Au travers de ces trois hypothèses, les travaux de Darré montrent que l’étude d’un système agricole ne prend plus en compte des catégories mais des configurations sociales, où « la position de l'individu est définie par le dessin d'ensemble de ses relations avec d'autres membres du groupe : combien, avec qui » (Darré, 1991a, p. 18). Ainsi, il n’est plus question d’étudier un groupe homogène, mais bien de considérer une multitude de groupes hétérogènes qui entrent en interactions grâce aux individus et à un phénomène de multi-appartenance de ces individus à leurs groupes (Darré et al.,

1989). Si les groupes arrivent à entrer en interaction au travers des individus qui les composent, c’est parce que l’appartenance d’un individu à un groupe implique une conformation de ce dernier aux idées du groupe. En se plaçant à l’échelle du réseau, « chaque initiative d'un membre du groupe est à la fois un moyen de renforcer ou d'améliorer sa position dans le système, un moyen d'exploiter sa position (les possibilités d'initiative ou d'influence sont inégalement réparties), et une contribution, non intentionnelle, à une œuvre, à une production commune » (Darré, 1991a, p. 20). Œuvre commune qui implique des groupes qui s’inscrivent dans la durée, socialement proches et capables de traverser des crises au moyen d’une controverse constructive.

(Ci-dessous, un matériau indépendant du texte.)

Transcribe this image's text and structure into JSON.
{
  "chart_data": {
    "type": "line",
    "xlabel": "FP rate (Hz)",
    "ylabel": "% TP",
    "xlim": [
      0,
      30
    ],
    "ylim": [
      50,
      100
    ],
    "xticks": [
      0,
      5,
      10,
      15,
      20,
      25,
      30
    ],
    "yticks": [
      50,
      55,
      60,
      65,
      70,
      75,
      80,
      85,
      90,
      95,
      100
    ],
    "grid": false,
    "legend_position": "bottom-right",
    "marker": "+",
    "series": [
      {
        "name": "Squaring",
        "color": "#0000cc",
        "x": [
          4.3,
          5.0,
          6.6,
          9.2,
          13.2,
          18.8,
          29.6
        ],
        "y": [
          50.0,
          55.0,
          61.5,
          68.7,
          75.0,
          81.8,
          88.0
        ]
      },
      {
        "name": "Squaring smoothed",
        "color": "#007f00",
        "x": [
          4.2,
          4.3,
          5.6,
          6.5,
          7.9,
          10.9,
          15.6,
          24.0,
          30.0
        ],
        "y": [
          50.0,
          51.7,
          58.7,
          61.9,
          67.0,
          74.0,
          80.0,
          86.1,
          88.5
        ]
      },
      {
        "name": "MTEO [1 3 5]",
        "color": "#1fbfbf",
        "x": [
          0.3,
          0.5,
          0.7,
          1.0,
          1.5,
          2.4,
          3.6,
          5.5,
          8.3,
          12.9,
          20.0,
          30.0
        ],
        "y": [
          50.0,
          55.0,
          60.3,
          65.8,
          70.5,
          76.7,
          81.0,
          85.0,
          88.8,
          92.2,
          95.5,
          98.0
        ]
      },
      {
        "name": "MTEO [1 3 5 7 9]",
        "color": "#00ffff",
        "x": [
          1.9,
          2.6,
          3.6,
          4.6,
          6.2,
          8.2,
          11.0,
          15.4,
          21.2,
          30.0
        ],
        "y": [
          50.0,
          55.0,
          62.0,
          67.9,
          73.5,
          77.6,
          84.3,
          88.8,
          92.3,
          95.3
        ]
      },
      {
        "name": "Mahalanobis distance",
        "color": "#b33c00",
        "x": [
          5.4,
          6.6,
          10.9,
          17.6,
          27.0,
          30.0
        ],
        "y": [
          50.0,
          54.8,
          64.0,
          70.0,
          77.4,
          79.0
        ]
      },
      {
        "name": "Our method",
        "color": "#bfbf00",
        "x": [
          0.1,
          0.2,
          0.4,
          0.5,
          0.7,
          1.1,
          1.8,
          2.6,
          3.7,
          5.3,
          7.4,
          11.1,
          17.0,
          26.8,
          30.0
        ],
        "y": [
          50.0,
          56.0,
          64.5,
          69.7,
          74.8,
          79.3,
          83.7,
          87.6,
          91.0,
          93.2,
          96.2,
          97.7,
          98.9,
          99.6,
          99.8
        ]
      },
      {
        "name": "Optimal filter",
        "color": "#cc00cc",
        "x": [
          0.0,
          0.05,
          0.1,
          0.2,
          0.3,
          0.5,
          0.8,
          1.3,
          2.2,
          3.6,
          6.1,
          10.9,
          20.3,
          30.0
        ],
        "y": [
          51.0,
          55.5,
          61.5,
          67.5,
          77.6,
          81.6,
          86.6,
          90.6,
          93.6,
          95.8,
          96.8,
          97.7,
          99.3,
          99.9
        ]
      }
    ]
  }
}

Les géographes cherchent donc à décrire et à comprendre « la façon dont s'opèrent les effets cumulatifs dans un réseau de dialogue, comment au fil des jours et des rencontres, ce processus conduit à la constitution d'un « sens commun » du groupe, à la production des façons de décrire et d'évaluer les choses partagées dans le groupe, et éventuellement différentes de celles d'autres groupes » (Darré, 1991b, p. 57).